McLaughlin passes on some mantras for beginners — cut away from oneself (first-aid kits are best when they “produce dust”), only prune up to 20 percent of the tree, and Christmas lights are okay on a tree for the holidays but not all year round. Trees might need pruning for a number of reasons. Branches die or become too crowded, while others are simply in the way. The latter is why Paul Curiale, an especially eager student from Marine Park, got into the class. “I’m maybe not as into trees as others in the group but I’m really into safety,” Curiale said. At one point, everyone seems nervous that a small stub he’s cutting down might hit a car, but Curiale ends up catching it midair. Everyone cheers.
Perhaps unsurprisingly, Curiale is the outlier. Most of the people in class are very into trees. Nelson, who had tried and failed to get into the class last year, said she always wanted to be an agriculturist growing up, but ended up in IT. The class is her way of living out that version of her life while keeping her day job. I can hear her whisper “I’m so excited” as someone saws into a branch. The class has awakened something in everyone, it seems. “I missed the bus the other day staring at a tree,” Andrea tells me.

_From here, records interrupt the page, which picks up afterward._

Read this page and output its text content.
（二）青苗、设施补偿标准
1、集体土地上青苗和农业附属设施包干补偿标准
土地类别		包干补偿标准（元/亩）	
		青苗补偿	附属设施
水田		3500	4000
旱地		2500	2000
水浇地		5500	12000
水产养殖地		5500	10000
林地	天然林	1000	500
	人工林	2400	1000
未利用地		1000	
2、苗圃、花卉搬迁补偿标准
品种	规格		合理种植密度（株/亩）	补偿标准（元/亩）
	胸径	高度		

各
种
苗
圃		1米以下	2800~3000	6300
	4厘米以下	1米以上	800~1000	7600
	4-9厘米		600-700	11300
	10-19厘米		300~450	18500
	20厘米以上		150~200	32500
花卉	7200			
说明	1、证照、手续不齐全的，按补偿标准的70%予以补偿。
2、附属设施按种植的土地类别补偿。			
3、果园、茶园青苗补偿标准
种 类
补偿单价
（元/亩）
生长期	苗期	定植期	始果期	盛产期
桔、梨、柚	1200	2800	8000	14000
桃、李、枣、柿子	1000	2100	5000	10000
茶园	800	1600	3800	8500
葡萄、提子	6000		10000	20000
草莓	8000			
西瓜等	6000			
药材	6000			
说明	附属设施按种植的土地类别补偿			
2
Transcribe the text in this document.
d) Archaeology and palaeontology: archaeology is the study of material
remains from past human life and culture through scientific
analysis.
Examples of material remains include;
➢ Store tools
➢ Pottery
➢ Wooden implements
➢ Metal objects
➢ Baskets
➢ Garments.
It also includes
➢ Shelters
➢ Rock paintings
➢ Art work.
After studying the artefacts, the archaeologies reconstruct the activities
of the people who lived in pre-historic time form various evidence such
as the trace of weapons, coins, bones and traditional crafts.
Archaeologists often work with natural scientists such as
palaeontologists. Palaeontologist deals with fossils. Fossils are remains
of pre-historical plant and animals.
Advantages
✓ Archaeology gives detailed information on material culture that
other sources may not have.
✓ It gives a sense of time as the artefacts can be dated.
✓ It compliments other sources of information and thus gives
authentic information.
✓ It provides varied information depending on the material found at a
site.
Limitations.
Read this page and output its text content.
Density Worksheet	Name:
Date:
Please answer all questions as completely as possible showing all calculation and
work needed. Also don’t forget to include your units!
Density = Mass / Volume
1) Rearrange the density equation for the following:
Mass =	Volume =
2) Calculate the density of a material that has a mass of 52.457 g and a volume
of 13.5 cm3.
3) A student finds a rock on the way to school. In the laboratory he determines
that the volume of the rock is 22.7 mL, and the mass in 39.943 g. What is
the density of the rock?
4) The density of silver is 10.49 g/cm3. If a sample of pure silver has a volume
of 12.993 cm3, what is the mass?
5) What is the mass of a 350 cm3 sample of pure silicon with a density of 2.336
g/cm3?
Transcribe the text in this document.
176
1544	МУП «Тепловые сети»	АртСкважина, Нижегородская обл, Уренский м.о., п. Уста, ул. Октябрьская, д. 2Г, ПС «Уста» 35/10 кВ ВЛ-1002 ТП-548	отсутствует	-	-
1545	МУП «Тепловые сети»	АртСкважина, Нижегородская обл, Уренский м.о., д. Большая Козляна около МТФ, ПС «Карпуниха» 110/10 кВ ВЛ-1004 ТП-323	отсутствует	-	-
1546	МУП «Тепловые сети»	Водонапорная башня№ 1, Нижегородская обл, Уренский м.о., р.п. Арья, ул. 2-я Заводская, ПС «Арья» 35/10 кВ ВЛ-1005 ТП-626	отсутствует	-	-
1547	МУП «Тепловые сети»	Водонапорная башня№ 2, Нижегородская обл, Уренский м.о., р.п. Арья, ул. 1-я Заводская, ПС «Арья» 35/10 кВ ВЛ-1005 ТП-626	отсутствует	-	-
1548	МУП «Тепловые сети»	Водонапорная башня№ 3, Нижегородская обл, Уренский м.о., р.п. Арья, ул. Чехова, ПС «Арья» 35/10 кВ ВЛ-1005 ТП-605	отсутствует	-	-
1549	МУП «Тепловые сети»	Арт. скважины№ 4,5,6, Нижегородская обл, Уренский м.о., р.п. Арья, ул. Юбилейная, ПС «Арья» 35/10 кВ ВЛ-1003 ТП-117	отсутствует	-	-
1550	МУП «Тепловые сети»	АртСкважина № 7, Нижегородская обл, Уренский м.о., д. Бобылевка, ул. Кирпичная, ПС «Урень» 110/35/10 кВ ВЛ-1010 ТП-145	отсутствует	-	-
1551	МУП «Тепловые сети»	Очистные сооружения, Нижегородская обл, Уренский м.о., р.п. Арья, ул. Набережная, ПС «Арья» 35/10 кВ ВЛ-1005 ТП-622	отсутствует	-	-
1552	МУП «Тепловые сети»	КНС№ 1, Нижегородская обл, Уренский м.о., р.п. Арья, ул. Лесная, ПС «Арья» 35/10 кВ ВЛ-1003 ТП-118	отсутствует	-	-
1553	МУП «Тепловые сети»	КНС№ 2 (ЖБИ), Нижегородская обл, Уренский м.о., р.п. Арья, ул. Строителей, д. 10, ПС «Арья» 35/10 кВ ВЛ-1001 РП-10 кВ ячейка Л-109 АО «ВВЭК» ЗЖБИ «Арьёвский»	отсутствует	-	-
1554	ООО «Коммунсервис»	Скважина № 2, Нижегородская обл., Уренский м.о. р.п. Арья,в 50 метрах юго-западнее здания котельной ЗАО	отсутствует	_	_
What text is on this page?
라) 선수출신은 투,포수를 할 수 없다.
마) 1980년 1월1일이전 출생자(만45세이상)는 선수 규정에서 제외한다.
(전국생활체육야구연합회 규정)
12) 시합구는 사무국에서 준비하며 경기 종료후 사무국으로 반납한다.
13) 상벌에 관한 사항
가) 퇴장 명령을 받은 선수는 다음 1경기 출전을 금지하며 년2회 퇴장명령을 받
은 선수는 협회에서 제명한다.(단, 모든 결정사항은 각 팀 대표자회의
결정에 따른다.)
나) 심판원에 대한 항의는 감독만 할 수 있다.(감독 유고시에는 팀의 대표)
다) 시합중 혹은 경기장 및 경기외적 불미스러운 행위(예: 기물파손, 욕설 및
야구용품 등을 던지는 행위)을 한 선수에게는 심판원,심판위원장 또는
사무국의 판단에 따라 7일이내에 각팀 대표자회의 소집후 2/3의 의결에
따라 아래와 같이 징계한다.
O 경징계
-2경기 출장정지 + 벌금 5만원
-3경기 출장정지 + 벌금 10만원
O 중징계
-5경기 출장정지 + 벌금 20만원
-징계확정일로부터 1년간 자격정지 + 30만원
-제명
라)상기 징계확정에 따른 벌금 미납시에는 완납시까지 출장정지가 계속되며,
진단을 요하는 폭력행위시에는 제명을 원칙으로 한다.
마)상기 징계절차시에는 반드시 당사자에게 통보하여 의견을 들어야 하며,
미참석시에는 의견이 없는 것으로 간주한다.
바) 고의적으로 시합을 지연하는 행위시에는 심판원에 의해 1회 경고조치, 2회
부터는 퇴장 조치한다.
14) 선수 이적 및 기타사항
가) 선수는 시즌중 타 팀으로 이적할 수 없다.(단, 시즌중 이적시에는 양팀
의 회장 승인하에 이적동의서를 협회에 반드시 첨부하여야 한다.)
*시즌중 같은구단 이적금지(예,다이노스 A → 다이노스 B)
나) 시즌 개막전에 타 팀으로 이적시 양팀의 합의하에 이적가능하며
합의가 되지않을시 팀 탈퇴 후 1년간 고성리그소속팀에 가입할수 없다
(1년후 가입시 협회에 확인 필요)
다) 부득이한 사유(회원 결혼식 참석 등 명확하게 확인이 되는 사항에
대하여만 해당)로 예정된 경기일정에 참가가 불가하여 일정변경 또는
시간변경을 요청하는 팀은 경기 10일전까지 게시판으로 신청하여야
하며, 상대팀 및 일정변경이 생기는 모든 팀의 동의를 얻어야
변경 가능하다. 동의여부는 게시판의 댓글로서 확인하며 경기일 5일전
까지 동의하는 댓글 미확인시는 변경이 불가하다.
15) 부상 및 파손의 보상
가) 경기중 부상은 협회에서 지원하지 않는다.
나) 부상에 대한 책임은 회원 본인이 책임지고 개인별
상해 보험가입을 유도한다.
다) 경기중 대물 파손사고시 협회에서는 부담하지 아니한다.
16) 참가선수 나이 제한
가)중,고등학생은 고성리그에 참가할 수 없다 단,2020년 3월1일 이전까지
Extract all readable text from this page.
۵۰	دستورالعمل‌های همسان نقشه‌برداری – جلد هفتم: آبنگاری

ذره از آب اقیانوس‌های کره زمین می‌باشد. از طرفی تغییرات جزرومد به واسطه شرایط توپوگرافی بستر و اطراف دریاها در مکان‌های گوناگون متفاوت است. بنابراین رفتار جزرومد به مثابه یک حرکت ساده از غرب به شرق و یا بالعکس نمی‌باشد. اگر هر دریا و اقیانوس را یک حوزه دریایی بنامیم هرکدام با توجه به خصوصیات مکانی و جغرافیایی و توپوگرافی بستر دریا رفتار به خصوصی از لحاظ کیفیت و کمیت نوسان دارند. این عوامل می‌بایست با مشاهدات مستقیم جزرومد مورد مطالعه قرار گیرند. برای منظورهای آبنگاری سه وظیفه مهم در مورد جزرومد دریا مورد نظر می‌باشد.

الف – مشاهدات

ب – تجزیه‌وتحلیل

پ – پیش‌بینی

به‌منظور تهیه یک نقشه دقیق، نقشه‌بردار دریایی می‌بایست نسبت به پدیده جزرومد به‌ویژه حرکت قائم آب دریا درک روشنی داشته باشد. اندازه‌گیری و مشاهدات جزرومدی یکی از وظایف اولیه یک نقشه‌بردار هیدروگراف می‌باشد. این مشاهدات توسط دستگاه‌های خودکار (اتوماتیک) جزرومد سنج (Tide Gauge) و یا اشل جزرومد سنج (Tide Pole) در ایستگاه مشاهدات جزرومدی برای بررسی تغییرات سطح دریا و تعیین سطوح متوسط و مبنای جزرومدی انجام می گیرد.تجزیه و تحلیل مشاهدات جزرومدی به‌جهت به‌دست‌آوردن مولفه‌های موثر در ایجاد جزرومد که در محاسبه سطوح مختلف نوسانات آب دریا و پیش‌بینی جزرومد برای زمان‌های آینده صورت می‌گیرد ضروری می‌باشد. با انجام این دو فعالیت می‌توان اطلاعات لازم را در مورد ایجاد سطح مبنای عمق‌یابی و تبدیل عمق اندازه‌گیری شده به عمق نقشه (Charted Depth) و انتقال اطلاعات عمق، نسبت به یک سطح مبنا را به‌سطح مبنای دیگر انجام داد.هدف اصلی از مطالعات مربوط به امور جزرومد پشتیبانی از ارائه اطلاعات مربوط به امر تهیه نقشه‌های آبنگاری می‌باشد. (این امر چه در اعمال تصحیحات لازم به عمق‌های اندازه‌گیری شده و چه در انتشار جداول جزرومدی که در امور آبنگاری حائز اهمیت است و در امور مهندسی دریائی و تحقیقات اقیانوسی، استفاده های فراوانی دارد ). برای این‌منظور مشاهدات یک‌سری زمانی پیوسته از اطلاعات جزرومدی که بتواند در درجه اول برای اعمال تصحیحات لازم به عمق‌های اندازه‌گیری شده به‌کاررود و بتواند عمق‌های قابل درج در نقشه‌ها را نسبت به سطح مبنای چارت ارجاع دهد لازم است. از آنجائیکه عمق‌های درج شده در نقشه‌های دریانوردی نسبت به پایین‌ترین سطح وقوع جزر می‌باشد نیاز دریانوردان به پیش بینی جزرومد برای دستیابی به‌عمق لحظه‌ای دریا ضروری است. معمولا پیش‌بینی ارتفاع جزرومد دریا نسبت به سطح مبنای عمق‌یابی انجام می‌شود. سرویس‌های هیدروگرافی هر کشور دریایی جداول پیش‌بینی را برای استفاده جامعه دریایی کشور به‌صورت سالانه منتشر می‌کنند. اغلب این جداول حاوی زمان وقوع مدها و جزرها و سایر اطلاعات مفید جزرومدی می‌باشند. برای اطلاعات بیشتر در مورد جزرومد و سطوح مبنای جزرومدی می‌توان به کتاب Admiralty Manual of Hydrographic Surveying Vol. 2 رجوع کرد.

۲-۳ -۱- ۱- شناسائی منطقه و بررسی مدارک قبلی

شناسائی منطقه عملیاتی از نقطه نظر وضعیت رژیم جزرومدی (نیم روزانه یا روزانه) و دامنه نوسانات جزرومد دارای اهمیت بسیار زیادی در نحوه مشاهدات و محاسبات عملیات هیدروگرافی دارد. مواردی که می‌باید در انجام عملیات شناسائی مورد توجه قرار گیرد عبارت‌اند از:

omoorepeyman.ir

McLaughlin is also a tree obsessive, naturally. “The next tree I’m going to fangirl out a bit because I love this tree,” she says as we approach a bald cypress with red-streaked bark and elegant symmetrical branches arching upward. (The class ooohs and ahhs.) But we leave it without so much as a snip. “These trees thin themselves out so we don’t have to do too much work,” McLaughlin says. Perhaps as important as knowing when to prune is knowing when not to prune. Some trees are just perfect as they are.